Indipendenza della magistratura: bene di tutti e timore degli avvocati

Dopo tanto indignarsi , stracciarsi la toga, manifestare una malcelata soddisfazione per un ‘colpo di mano’ che ha saputo resuscitare un conflitto solo apparentemente dimenticato, è opportuno fare un po’ di chiarezza sullo spinosissimo tema della responsabilità civile dei magistrati, strettamente connesso a quello – non meno spinoso – della loro indipendenza.

L’indipendenza non è un bene della magistratura, ma è un bene della collettività , che se ne avvale ogni giorno – magari senza accorgersene – nelle aule di giustizia.

Che a difendere questo bene siano ( quasi soli ) i magistrati, non cambia la realtà. Lungi da essere un privilegio o un valore ‘astratto’, l’indipendenza fonda e rende possibile l’operare quotidiano della legge attraverso la sua interpretazione. La legge sarebbe muta, autentica ‘lettera morta’, se a darle voce non intervenisse ogni giorno , banalmente, l’interpretazione da parte dei giudici , e se tale attività non fosse assistita dall’indipendenza di chi istituzionalmente la esercita. Anche l’indipendenza è un valore ‘banale’ e quasi scontato, come tutto ciò che, per il suo essere indispensabile ( l’aria che respiriamo, la libertà in cui ci muoviamo , il pane che consumiamo) sfugge alla nostra percezione immediata, per ripresentarsi in tutta la sua urgenza quando ne siamo privati.

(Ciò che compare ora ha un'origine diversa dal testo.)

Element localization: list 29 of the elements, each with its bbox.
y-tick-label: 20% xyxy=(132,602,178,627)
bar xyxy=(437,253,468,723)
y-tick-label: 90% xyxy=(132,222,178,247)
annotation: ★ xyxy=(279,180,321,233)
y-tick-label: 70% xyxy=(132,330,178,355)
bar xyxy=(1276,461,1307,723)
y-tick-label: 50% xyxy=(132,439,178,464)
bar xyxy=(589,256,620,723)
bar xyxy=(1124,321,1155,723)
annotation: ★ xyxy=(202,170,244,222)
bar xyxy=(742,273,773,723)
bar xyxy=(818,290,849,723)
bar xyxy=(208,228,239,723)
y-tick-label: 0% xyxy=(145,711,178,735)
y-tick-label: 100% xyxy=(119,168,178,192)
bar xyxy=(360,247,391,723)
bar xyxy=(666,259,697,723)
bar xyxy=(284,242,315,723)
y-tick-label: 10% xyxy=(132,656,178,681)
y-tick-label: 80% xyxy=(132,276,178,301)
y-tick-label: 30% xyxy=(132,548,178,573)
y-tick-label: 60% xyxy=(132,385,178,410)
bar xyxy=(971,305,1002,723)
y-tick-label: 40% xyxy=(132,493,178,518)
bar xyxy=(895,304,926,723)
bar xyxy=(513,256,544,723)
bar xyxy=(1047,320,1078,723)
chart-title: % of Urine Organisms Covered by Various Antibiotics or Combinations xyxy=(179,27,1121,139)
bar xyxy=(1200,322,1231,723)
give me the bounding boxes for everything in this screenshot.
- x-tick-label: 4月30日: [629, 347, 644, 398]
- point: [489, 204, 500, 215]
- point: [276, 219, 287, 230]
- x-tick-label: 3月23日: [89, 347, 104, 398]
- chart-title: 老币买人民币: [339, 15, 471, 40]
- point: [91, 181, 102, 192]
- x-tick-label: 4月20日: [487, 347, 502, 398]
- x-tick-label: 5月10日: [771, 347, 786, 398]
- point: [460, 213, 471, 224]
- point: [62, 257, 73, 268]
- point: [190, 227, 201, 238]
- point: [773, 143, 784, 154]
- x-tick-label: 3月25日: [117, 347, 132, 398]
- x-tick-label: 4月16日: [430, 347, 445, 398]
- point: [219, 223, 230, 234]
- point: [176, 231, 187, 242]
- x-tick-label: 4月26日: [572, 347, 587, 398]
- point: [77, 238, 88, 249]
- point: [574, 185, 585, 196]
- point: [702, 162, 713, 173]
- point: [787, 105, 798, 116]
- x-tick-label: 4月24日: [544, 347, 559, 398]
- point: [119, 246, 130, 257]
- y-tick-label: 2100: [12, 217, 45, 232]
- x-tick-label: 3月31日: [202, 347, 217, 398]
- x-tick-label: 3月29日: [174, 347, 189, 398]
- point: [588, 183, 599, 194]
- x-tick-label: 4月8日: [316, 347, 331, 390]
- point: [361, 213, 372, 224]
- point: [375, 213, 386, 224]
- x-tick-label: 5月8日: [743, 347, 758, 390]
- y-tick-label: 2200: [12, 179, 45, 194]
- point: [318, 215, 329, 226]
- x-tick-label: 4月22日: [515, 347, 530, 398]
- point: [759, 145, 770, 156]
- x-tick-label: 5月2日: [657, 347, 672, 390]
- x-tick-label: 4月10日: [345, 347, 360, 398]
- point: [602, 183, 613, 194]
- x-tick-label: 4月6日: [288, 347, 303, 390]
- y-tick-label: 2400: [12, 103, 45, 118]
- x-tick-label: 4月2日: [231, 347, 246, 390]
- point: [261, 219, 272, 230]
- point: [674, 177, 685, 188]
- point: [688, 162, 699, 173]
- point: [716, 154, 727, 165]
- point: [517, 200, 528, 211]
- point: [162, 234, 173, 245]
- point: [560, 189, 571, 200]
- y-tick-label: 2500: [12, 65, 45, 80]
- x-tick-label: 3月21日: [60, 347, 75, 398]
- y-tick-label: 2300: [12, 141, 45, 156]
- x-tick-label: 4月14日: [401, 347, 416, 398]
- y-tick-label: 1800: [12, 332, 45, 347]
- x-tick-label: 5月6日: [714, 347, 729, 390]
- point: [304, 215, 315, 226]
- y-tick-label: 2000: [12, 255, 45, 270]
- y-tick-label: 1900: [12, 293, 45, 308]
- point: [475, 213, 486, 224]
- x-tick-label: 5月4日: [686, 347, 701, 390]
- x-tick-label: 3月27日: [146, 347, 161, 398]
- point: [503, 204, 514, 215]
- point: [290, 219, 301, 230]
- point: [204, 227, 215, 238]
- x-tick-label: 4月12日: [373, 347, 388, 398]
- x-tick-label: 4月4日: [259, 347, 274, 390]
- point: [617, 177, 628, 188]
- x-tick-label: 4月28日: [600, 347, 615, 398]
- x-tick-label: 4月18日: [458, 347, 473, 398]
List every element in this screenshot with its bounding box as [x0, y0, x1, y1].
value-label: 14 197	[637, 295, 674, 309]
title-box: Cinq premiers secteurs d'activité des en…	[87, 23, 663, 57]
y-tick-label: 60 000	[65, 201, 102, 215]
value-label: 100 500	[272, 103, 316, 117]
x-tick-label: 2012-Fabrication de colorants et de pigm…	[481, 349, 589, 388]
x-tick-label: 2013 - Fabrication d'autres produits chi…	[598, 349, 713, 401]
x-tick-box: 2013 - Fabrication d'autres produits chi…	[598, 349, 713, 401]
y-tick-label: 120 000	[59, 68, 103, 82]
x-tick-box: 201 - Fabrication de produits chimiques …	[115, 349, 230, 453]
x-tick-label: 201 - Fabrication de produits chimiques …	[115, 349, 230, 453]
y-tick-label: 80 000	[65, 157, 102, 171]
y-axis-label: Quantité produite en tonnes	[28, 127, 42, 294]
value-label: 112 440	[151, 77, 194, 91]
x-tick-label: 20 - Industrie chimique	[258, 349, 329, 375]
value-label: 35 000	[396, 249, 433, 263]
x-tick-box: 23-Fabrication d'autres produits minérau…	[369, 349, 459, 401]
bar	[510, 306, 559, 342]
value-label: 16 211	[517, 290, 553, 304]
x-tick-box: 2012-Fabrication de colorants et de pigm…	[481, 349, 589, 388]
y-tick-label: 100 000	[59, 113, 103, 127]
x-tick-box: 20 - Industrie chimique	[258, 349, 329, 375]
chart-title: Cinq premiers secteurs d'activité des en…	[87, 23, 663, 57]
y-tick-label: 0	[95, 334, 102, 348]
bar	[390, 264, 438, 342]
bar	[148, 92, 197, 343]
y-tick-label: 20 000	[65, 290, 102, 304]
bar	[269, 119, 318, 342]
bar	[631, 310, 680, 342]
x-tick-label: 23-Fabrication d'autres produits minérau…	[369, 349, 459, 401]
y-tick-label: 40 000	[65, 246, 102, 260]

La generica formulazione inserita nella legge comunitaria 2011( per cui ‘chi ha subito un danno ingiusto per effetto di un comportamento, di un atto o di un provvedimento’ di un magistrato,’in violazione manifesta del diritto o con dolo o colpa grave nell’esercizio delle sue funzioni o per diniego di giustizia ‘ potrà rivalersi facendo causa allo Stato o al magistrato per ottenere un risarcimento dei danni ) – compromette gravemente l’indipendenza dell’interpretazione e, di conseguenza, la possibilità per la legge di ‘parlare’ secondo giustizia. Esposto direttamente al rischio di una azione di risarcimento ( in una situazione – quella propria del decidere una lite – in cui c’è sempre almeno una parte che si è vista dar torto ), il magistrato sceglierà o di non agire, ovvero di farlo entro i limiti più angusti possibili, vale a dire attenendosi alle scelte interpretative meno rischiose e meno suscettibili di esporlo alla’rivalsa’ di chi non sia stato favorito dalla sua decisione.

E’ clamorosamente falso, poi, che questo improvvido allargamento sia imposto dall’Unione Europea e dalla sua Corte di Giustizia.

La stessa Corte di Giustizia delle Comunità Europee, in una sentenza del 2006, pronunziata su ricorso pregiudiziale promosso dal Tribunale di Genova, ha infatti precisato – e più di recente ribadito – che allo Stato nazionale è consentito limitare la responsabilità del magistrato ai soli casi di dolo o colpa grave con esclusione dell’attività di interpretazione della legge ( cosiddetta ‘garanzia interpretativa’), purchè questo non si traduca in una corrispondente esclusione dello Stato stesso dall’obbligo di risarcire il danno ingiusto derivato dal comportamento colposo del magistrato, anche nell’interpretazione di una norma di legge ( nel caso specifico la Cassazione era incorsa ‘colpevolmente’ in una erronea interpretazione del diritto comunitario). In sostanza: lo Stato resta libero di escludere la responsabilità ‘interpretativa’ dei propri giudici , ma deve poter essere sempre chiamato a rispondere nei confronti di chi si assuma ingiustamente danneggiato da un loro provvedimento o da una loro inerzia, ferma restando la possibilità di rivalersi ‘ in seconda battuta’ sul magistrato colpevole.

Nessun obbligo, dunque, derivante da una pretesa ‘pressione’ comunitaria. La scelta del legislatore italiano di proteggere l’attività interpretativa dei suoi magistrati è simile a quella di tutti gli altri Stati della Comunità: sarebbe piuttosto la norma che si vuole introdurre a porsi come un’anomalia nel quadro europeo.

E’ vero che la legge sulla responsabilità civile dei magistrati, risalente al 1988, non è stata molto utilizzata e che occorrerebbe riflettere sulle cause del suo relativo insuccesso: non ultima, tuttavia, quella derivante dal timore reverenziale degli avvocati verso i loro giudici. Spesso i primi hanno preferito perdere un cliente scontento piuttosto che incorrere nel paventato risentimento dei secondi. E’ sulle ragioni e sulla realtà di quel ‘timore reverenziale’ che occorrerebbe riflettere, quando si tratta di discutere della responsabilità dei magistrati.